Over 3,600 Ring Camera Owners Had Their Log-in Credentials Leaked
The log-in credentials for 3,672 Ring camera owners have been leaked this week in a security breach. The leak exposed log-in emails, passwords, time zones, and the names people gave to their Ring cameras. Often those names are specific to where the camera is located, such as "bedroom" and "front door."
Using the information that was leaked, an intruder could access the Ring customer's home address, telephone number, and payment information. The payment information included the type of credit card, the last four digits, and the security code.
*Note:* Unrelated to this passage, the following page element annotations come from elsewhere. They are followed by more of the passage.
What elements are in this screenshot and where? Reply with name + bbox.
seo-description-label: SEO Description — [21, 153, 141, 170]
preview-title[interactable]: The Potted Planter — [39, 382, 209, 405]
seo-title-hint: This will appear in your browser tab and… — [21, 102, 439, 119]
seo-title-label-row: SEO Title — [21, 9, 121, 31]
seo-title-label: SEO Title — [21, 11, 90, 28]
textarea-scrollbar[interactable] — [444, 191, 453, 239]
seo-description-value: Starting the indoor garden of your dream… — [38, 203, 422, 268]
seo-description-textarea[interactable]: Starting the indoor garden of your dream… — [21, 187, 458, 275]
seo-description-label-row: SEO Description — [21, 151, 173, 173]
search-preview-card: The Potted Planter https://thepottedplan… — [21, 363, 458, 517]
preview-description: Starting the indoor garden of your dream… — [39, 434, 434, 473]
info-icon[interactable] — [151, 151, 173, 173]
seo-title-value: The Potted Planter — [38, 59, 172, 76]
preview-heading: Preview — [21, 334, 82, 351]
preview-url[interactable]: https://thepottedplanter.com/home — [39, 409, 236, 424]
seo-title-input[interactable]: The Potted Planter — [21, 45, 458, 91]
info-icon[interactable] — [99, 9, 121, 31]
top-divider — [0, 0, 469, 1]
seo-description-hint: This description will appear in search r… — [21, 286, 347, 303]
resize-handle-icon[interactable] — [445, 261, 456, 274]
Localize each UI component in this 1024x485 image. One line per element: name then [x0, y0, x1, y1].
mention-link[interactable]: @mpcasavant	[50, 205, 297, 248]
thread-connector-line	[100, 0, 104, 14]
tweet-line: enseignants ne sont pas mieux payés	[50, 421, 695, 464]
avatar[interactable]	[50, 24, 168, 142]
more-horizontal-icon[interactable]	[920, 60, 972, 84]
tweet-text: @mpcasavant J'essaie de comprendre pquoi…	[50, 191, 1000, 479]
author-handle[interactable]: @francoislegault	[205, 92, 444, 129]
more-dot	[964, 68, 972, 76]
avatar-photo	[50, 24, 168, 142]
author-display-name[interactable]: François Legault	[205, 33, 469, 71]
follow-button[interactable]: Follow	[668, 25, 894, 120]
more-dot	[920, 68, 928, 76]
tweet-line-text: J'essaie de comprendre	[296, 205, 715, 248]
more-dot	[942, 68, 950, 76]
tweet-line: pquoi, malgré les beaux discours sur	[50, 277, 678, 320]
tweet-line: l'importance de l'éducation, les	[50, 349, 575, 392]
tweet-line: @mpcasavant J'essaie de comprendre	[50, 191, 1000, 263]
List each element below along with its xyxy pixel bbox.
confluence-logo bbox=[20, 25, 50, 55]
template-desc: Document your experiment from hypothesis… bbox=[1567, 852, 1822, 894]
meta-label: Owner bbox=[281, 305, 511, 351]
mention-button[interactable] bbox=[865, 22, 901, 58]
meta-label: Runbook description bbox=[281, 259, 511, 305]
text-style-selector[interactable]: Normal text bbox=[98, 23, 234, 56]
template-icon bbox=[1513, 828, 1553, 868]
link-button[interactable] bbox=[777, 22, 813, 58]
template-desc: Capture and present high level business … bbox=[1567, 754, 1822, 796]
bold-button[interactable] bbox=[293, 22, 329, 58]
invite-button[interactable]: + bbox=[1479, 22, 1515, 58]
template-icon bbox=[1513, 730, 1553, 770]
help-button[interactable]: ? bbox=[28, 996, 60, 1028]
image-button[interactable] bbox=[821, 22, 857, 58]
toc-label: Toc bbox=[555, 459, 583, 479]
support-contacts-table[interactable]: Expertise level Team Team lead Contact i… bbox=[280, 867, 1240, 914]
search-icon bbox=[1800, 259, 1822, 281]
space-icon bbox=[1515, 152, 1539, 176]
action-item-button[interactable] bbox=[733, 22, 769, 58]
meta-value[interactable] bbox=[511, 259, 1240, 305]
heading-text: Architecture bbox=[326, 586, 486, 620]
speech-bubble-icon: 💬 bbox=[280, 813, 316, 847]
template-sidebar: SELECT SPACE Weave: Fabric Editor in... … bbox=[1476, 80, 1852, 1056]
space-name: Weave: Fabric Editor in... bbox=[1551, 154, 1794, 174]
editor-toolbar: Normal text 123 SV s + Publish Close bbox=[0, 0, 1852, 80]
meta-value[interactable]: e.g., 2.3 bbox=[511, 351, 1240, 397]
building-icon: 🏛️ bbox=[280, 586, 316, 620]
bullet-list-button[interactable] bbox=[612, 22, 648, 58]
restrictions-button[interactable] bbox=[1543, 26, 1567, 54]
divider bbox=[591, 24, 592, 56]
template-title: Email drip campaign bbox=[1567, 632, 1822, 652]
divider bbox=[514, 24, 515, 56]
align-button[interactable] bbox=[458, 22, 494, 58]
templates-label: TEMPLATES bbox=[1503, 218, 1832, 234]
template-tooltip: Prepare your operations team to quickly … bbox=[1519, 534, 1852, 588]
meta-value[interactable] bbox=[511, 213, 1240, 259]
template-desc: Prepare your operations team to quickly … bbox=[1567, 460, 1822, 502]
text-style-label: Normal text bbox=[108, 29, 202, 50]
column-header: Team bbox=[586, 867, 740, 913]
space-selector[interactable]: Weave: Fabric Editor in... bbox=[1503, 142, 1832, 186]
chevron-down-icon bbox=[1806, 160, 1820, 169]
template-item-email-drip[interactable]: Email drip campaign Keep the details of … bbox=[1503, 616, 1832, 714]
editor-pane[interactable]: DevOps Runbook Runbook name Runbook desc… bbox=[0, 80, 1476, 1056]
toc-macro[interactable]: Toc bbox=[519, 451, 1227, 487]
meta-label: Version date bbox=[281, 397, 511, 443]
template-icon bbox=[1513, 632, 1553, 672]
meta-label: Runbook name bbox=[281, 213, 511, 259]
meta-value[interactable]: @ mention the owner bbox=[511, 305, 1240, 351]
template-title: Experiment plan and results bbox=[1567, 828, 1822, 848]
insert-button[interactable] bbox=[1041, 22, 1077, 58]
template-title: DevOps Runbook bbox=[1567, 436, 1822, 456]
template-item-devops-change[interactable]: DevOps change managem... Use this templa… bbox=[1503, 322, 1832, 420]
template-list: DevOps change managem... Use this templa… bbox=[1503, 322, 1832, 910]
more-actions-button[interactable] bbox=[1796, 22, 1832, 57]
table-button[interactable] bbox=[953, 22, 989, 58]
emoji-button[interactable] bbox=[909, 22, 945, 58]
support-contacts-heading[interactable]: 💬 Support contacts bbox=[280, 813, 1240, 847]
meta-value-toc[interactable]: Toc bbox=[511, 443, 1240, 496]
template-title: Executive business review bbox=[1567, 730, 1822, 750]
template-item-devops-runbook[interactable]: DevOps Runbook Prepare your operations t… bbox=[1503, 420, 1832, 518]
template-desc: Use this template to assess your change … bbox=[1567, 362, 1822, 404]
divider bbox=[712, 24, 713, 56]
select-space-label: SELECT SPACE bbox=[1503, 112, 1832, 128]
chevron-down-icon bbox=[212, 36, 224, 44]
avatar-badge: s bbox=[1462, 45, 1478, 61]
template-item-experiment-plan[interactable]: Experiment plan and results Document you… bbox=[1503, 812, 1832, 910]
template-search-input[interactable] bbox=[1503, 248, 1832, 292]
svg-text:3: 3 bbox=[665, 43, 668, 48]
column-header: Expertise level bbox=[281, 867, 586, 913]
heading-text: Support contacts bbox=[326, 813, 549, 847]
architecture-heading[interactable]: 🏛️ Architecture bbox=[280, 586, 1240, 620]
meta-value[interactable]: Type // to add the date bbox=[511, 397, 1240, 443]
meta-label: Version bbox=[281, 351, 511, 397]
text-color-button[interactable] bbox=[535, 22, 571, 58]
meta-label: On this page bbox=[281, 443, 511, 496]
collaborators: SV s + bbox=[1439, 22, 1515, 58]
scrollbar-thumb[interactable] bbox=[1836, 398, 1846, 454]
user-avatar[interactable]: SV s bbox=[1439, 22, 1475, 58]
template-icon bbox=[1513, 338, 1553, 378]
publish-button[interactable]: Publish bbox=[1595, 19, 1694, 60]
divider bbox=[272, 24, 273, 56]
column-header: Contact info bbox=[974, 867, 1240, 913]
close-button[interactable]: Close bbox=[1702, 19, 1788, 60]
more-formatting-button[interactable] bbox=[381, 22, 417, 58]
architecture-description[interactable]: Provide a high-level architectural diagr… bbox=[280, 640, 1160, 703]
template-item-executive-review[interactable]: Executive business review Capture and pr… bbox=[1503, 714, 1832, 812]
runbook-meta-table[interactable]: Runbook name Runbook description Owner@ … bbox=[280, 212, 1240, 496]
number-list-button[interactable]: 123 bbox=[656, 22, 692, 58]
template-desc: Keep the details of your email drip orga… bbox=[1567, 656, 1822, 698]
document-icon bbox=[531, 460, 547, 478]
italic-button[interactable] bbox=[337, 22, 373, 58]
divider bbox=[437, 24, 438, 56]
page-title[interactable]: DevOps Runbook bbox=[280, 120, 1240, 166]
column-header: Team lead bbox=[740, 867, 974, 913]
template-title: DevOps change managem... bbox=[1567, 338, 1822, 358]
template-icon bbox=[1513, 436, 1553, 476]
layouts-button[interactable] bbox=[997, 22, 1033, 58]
The worst thing about this breach is that it gave the intruders access to live camera footage to all cameras associated with the account.
It also gave up to 60 days of video history, depending on the cloud storage plan. It remains a mystery for now how the breach happened. Ring has denied that its system was breached. Ring has declined to tell BuzzFeed News how it had became aware of the leak and if the leak affected a third party that Ring uses to provide its services.
A Ring spokesperson did say that its security team had investigated the incidents, and it has no evidence of an unauthorized intrusion or compromise. Ring did note that it was not uncommon for data to be harvested "from other company's data breaches," but it didn't specify what other company it was talking about. Ring will be notifying impacted users and advising them to reset their passwords.
One user said they had received a notice on December 18. Security experts say that the format of the data indicates it came from a company database. Data obtained by using credentials leaked in other security breaches wouldn't be formatted like that, according to the researchers. Last month a Google camera flaw allowed hackers to potentially exploit millions of Android devices.